Naturalmente per funzionare a regime il sistema gode di ampie collaborazioni anche fuori dal campo ristretto delle aziende di moda: la ricerca di K-Tipp dimostra che gli impianti svizzeri di incenerimento dei rifiuti (Kva) accettano tranquillamente prodotti tessili nuovi, rimasti senza compratore, come parte della loro routine. Questa pratica è stata confermata da operatori di tali impianti, che considerano gli abiti come “normali rifiuti commerciali”. Il costo di incenerimento varia tra 160 e 350 franchi a tonnellata, rendendo questa opzione molto conveniente per i commercianti di abbigliamento.

Il modello francese

Per fortuna, dietro la pressione dell’opinione pubblica, qualcosa comincia a muoversi.
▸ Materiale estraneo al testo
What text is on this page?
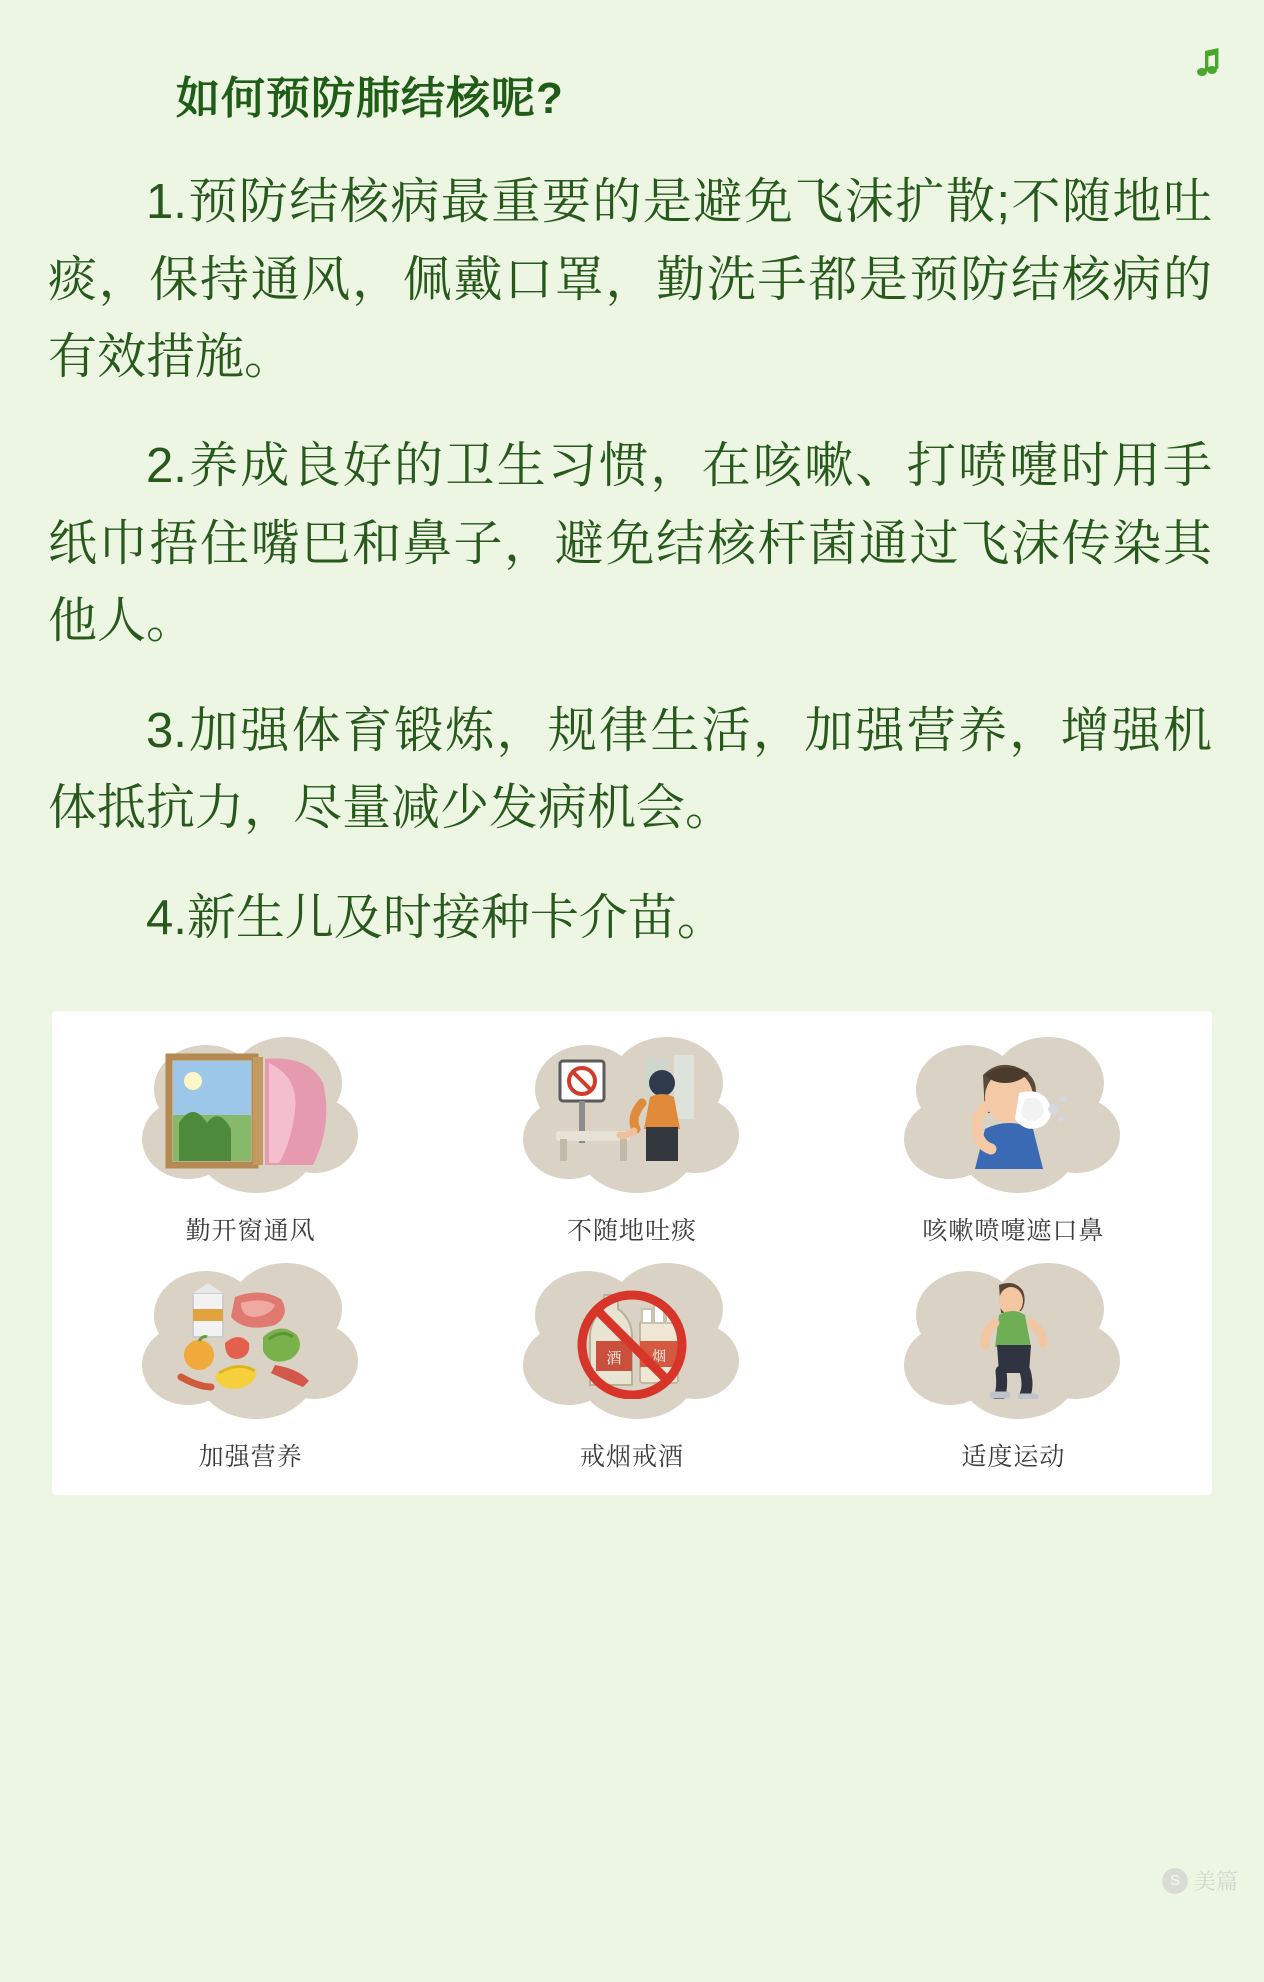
如何预防肺结核呢?

1.预防结核病最重要的是避免飞沫扩散;不随地吐痰，保持通风，佩戴口罩，勤洗手都是预防结核病的有效措施。

2.养成良好的卫生习惯，在咳嗽、打喷嚏时用手纸巾捂住嘴巴和鼻子，避免结核杆菌通过飞沫传染其他人。

3.加强体育锻炼，规律生活，加强营养，增强机体抵抗力，尽量减少发病机会。

4.新生儿及时接种卡介苗。

勤开窗通风	不随地吐痰	咳嗽喷嚏遮口鼻
加强营养
酒 烟
戒烟戒酒	适度运动
S 美篇
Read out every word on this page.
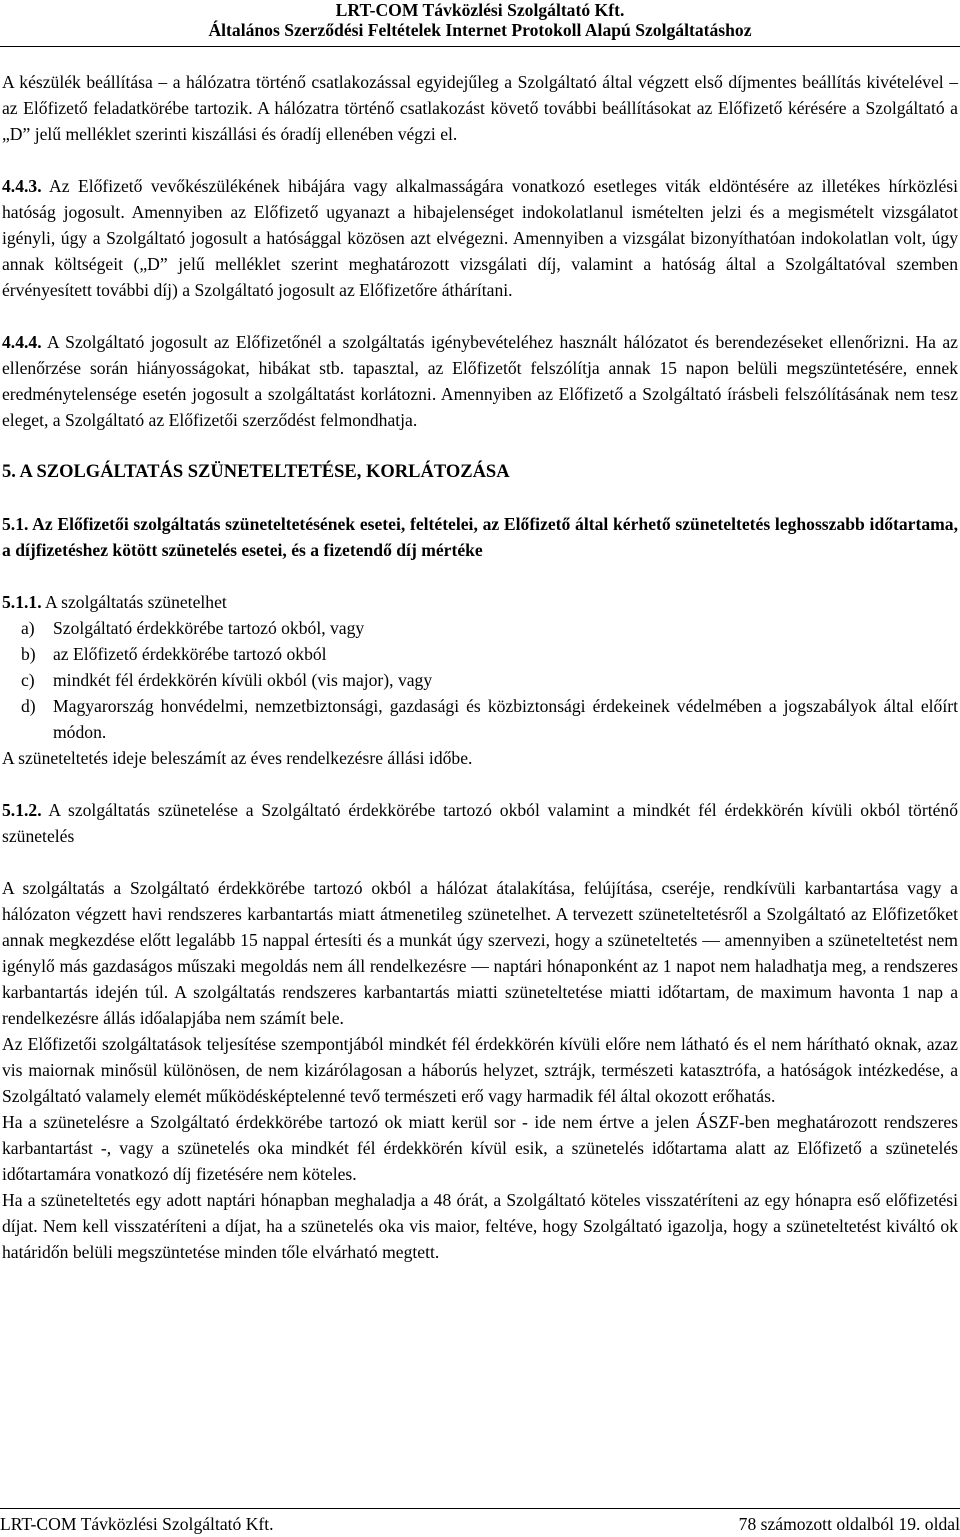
LRT-COM Távközlési Szolgáltató Kft.
Általános Szerződési Feltételek Internet Protokoll Alapú Szolgáltatáshoz

A készülék beállítása – a hálózatra történő csatlakozással egyidejűleg a Szolgáltató által végzett első díjmentes beállítás kivételével – az Előfizető feladatkörébe tartozik. A hálózatra történő csatlakozást követő további beállításokat az Előfizető kérésére a Szolgáltató a „D” jelű melléklet szerinti kiszállási és óradíj ellenében végzi el.

4.4.3. Az Előfizető vevőkészülékének hibájára vagy alkalmasságára vonatkozó esetleges viták eldöntésére az illetékes hírközlési hatóság jogosult. Amennyiben az Előfizető ugyanazt a hibajelenséget indokolatlanul ismételten jelzi és a megismételt vizsgálatot igényli, úgy a Szolgáltató jogosult a hatósággal közösen azt elvégezni. Amennyiben a vizsgálat bizonyíthatóan indokolatlan volt, úgy annak költségeit („D” jelű melléklet szerint meghatározott vizsgálati díj, valamint a hatóság által a Szolgáltatóval szemben érvényesített további díj) a Szolgáltató jogosult az Előfizetőre áthárítani.

4.4.4. A Szolgáltató jogosult az Előfizetőnél a szolgáltatás igénybevételéhez használt hálózatot és berendezéseket ellenőrizni. Ha az ellenőrzése során hiányosságokat, hibákat stb. tapasztal, az Előfizetőt felszólítja annak 15 napon belüli megszüntetésére, ennek eredménytelensége esetén jogosult a szolgáltatást korlátozni. Amennyiben az Előfizető a Szolgáltató írásbeli felszólításának nem tesz eleget, a Szolgáltató az Előfizetői szerződést felmondhatja.

5. A SZOLGÁLTATÁS SZÜNETELTETÉSE, KORLÁTOZÁSA

5.1. Az Előfizetői szolgáltatás szüneteltetésének esetei, feltételei, az Előfizető által kérhető szüneteltetés leghosszabb időtartama, a díjfizetéshez kötött szünetelés esetei, és a fizetendő díj mértéke

5.1.1. A szolgáltatás szünetelhet

a) Szolgáltató érdekkörébe tartozó okból, vagy
b) az Előfizető érdekkörébe tartozó okból
c) mindkét fél érdekkörén kívüli okból (vis major), vagy
d) Magyarország honvédelmi, nemzetbiztonsági, gazdasági és közbiztonsági érdekeinek védelmében a jogszabályok által előírt módon.

A szüneteltetés ideje beleszámít az éves rendelkezésre állási időbe.

5.1.2. A szolgáltatás szünetelése a Szolgáltató érdekkörébe tartozó okból valamint a mindkét fél érdekkörén kívüli okból történő szünetelés

A szolgáltatás a Szolgáltató érdekkörébe tartozó okból a hálózat átalakítása, felújítása, cseréje, rendkívüli karbantartása vagy a hálózaton végzett havi rendszeres karbantartás miatt átmenetileg szünetelhet. A tervezett szüneteltetésről a Szolgáltató az Előfizetőket annak megkezdése előtt legalább 15 nappal értesíti és a munkát úgy szervezi, hogy a szüneteltetés ― amennyiben a szüneteltetést nem igénylő más gazdaságos műszaki megoldás nem áll rendelkezésre ― naptári hónaponként az 1 napot nem haladhatja meg, a rendszeres karbantartás idején túl. A szolgáltatás rendszeres karbantartás miatti szüneteltetése miatti időtartam, de maximum havonta 1 nap a rendelkezésre állás időalapjába nem számít bele.

Az Előfizetői szolgáltatások teljesítése szempontjából mindkét fél érdekkörén kívüli előre nem látható és el nem hárítható oknak, azaz vis maiornak minősül különösen, de nem kizárólagosan a háborús helyzet, sztrájk, természeti katasztrófa, a hatóságok intézkedése, a Szolgáltató valamely elemét működésképtelenné tevő természeti erő vagy harmadik fél által okozott erőhatás.

Ha a szünetelésre a Szolgáltató érdekkörébe tartozó ok miatt kerül sor - ide nem értve a jelen ÁSZF-ben meghatározott rendszeres karbantartást -, vagy a szünetelés oka mindkét fél érdekkörén kívül esik, a szünetelés időtartama alatt az Előfizető a szünetelés időtartamára vonatkozó díj fizetésére nem köteles.

Ha a szüneteltetés egy adott naptári hónapban meghaladja a 48 órát, a Szolgáltató köteles visszatéríteni az egy hónapra eső előfizetési díjat. Nem kell visszatéríteni a díjat, ha a szünetelés oka vis maior, feltéve, hogy Szolgáltató igazolja, hogy a szüneteltetést kiváltó ok határidőn belüli megszüntetése minden tőle elvárható megtett.

LRT-COM Távközlési Szolgáltató Kft.	78 számozott oldalból 19. oldal
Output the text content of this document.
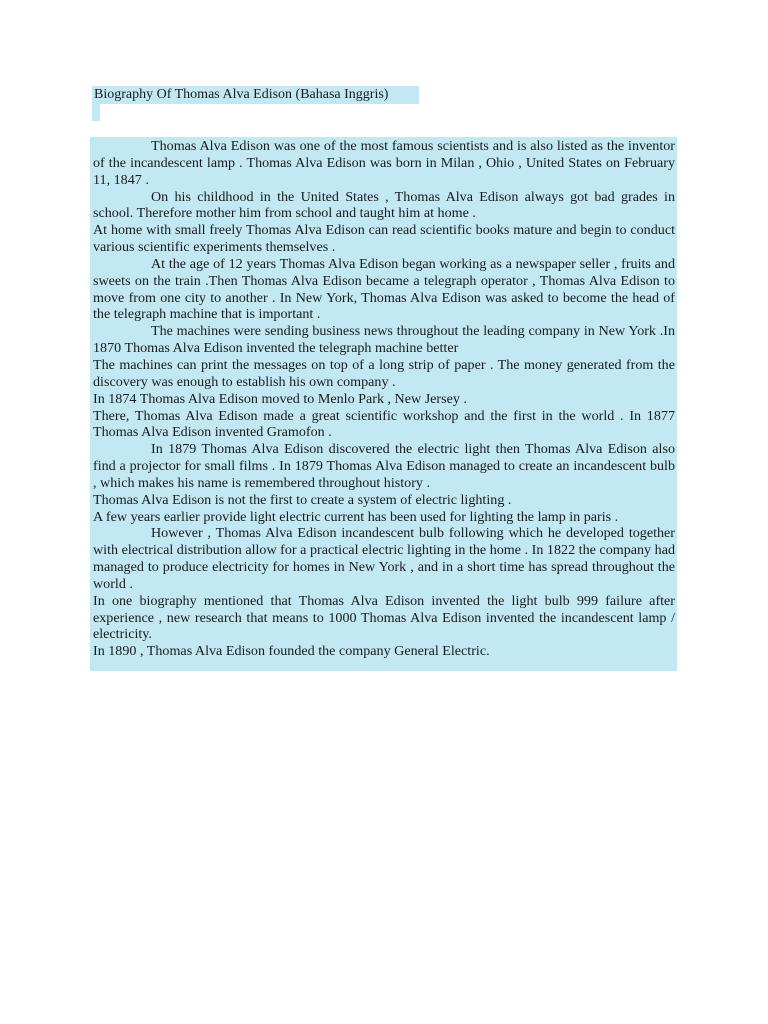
Biography Of Thomas Alva Edison (Bahasa Inggris)

Thomas Alva Edison was one of the most famous scientists and is also listed as the inventor of the incandescent lamp . Thomas Alva Edison was born in Milan , Ohio , United States on February 11, 1847 .

On his childhood in the United States , Thomas Alva Edison always got bad grades in school. Therefore mother him from school and taught him at home .

At home with small freely Thomas Alva Edison can read scientific books mature and begin to conduct various scientific experiments themselves .

At the age of 12 years Thomas Alva Edison began working as a newspaper seller , fruits and sweets on the train .Then Thomas Alva Edison became a telegraph operator , Thomas Alva Edison to move from one city to another . In New York, Thomas Alva Edison was asked to become the head of the telegraph machine that is important .

The machines were sending business news throughout the leading company in New York .In 1870 Thomas Alva Edison invented the telegraph machine better

The machines can print the messages on top of a long strip of paper . The money generated from the discovery was enough to establish his own company .

In 1874 Thomas Alva Edison moved to Menlo Park , New Jersey .

There, Thomas Alva Edison made a great scientific workshop and the first in the world . In 1877 Thomas Alva Edison invented Gramofon .

In 1879 Thomas Alva Edison discovered the electric light then Thomas Alva Edison also find a projector for small films . In 1879 Thomas Alva Edison managed to create an incandescent bulb , which makes his name is remembered throughout history .

Thomas Alva Edison is not the first to create a system of electric lighting .

A few years earlier provide light electric current has been used for lighting the lamp in paris .

However , Thomas Alva Edison incandescent bulb following which he developed together with electrical distribution allow for a practical electric lighting in the home . In 1822 the company had managed to produce electricity for homes in New York , and in a short time has spread throughout the world .

In one biography mentioned that Thomas Alva Edison invented the light bulb 999 failure after experience , new research that means to 1000 Thomas Alva Edison invented the incandescent lamp / electricity.

In 1890 , Thomas Alva Edison founded the company General Electric.
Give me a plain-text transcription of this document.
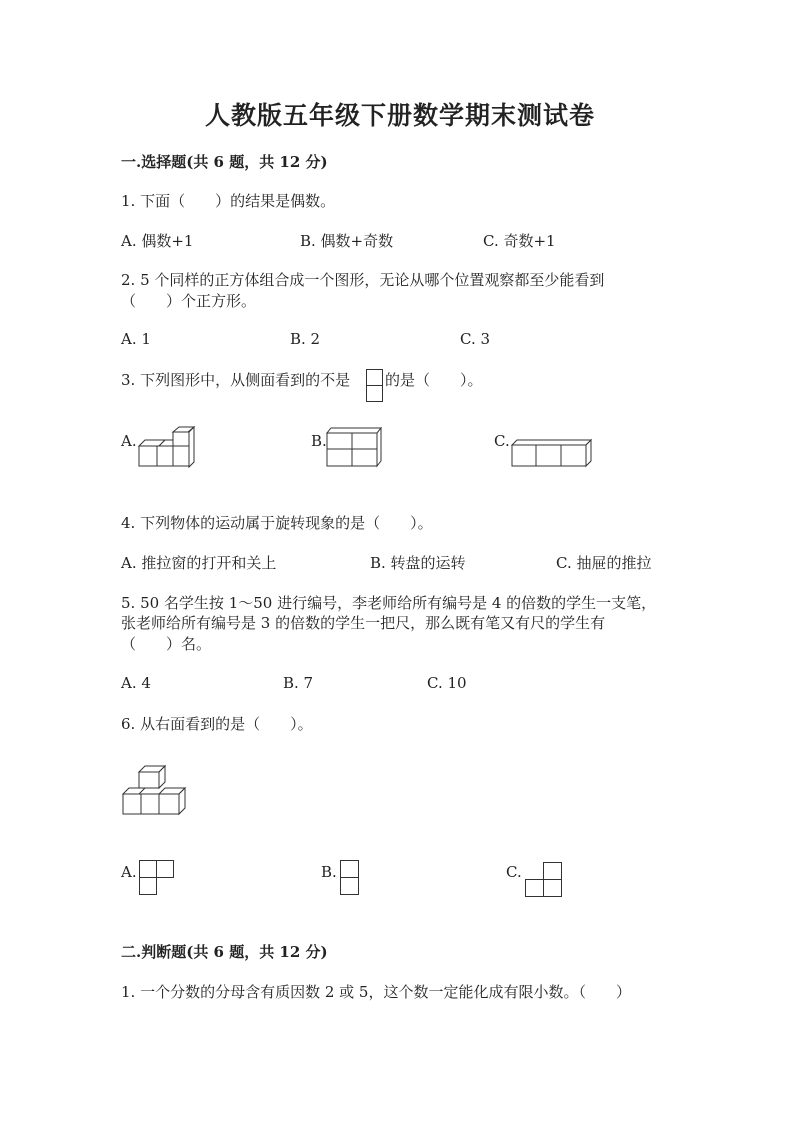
人教版五年级下册数学期末测试卷
一.选择题(共 6 题，共 12 分)
1. 下面（　　）的结果是偶数。
A. 偶数+1	B. 偶数+奇数	C. 奇数+1
2. 5 个同样的正方体组合成一个图形，无论从哪个位置观察都至少能看到
（　　）个正方形。
A. 1	B. 2	C. 3
3. 下列图形中，从侧面看到的不是 的是（　　）。
A.	B.	C.
4. 下列物体的运动属于旋转现象的是（　　）。
A. 推拉窗的打开和关上	B. 转盘的运转	C. 抽屉的推拉
5. 50 名学生按 1～50 进行编号，李老师给所有编号是 4 的倍数的学生一支笔，
张老师给所有编号是 3 的倍数的学生一把尺，那么既有笔又有尺的学生有
（　　）名。
A. 4	B. 7	C. 10
6. 从右面看到的是（　　）。
A.	B.	C.
二.判断题(共 6 题，共 12 分)
1. 一个分数的分母含有质因数 2 或 5，这个数一定能化成有限小数。（　　）
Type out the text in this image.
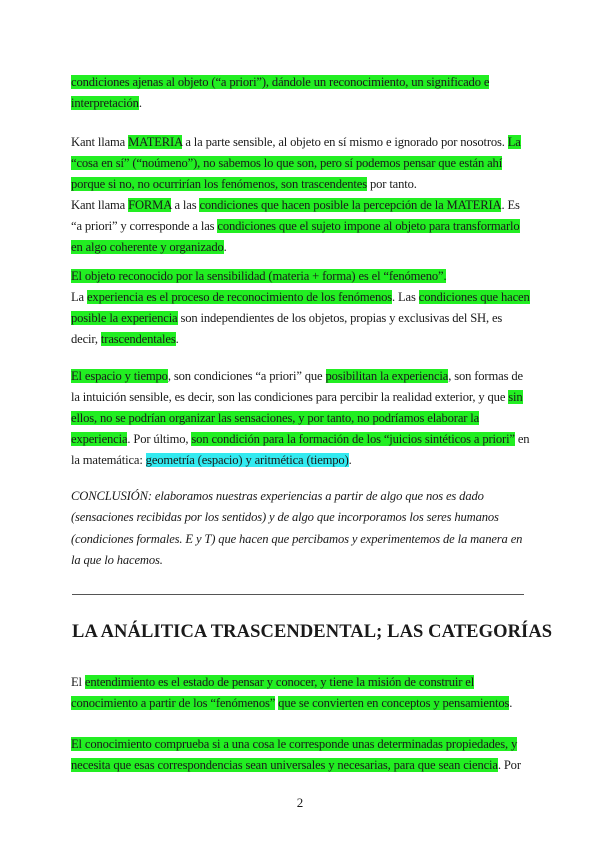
condiciones ajenas al objeto (“a priori”), dándole un reconocimiento, un significado e interpretación.

Kant llama MATERIA a la parte sensible, al objeto en sí mismo e ignorado por nosotros. La “cosa en sí” (“noúmeno”), no sabemos lo que son, pero sí podemos pensar que están ahí porque si no, no ocurrirían los fenómenos, son trascendentes por tanto.
Kant llama FORMA a las condiciones que hacen posible la percepción de la MATERIA. Es “a priori” y corresponde a las condiciones que el sujeto impone al objeto para transformarlo en algo coherente y organizado.

El objeto reconocido por la sensibilidad (materia + forma) es el “fenómeno”.
La experiencia es el proceso de reconocimiento de los fenómenos. Las condiciones que hacen posible la experiencia son independientes de los objetos, propias y exclusivas del SH, es decir, trascendentales.

El espacio y tiempo, son condiciones “a priori” que posibilitan la experiencia, son formas de la intuición sensible, es decir, son las condiciones para percibir la realidad exterior, y que sin ellos, no se podrían organizar las sensaciones, y por tanto, no podríamos elaborar la experiencia. Por último, son condición para la formación de los “juicios sintéticos a priori” en la matemática: geometría (espacio) y aritmética (tiempo).

CONCLUSIÓN: elaboramos nuestras experiencias a partir de algo que nos es dado (sensaciones recibidas por los sentidos) y de algo que incorporamos los seres humanos (condiciones formales. E y T) que hacen que percibamos y experimentemos de la manera en la que lo hacemos.

LA ANÁLITICA TRASCENDENTAL; LAS CATEGORÍAS

El entendimiento es el estado de pensar y conocer, y tiene la misión de construir el conocimiento a partir de los “fenómenos” que se convierten en conceptos y pensamientos.

El conocimiento comprueba si a una cosa le corresponde unas determinadas propiedades, y necesita que esas correspondencias sean universales y necesarias, para que sean ciencia. Por

2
La Francia ha già intrapreso azioni significative in questo senso, vietando la distruzione di abiti nuovi a partire dall’anno scorso. In Svizzera invece il consigliere nazionale François Pointet ha recentemente sollecitato il Consiglio federale a obbligare i rivenditori di abbigliamento a fornire informazioni sulla distruzione di nuovi capi di abbigliamento e ha chiesto che i beni in eccesso siano donati o riciclati invece di essere inceneriti. Al momento, si attende ancora la risposta dell'organo esecutivo del governo elvetico.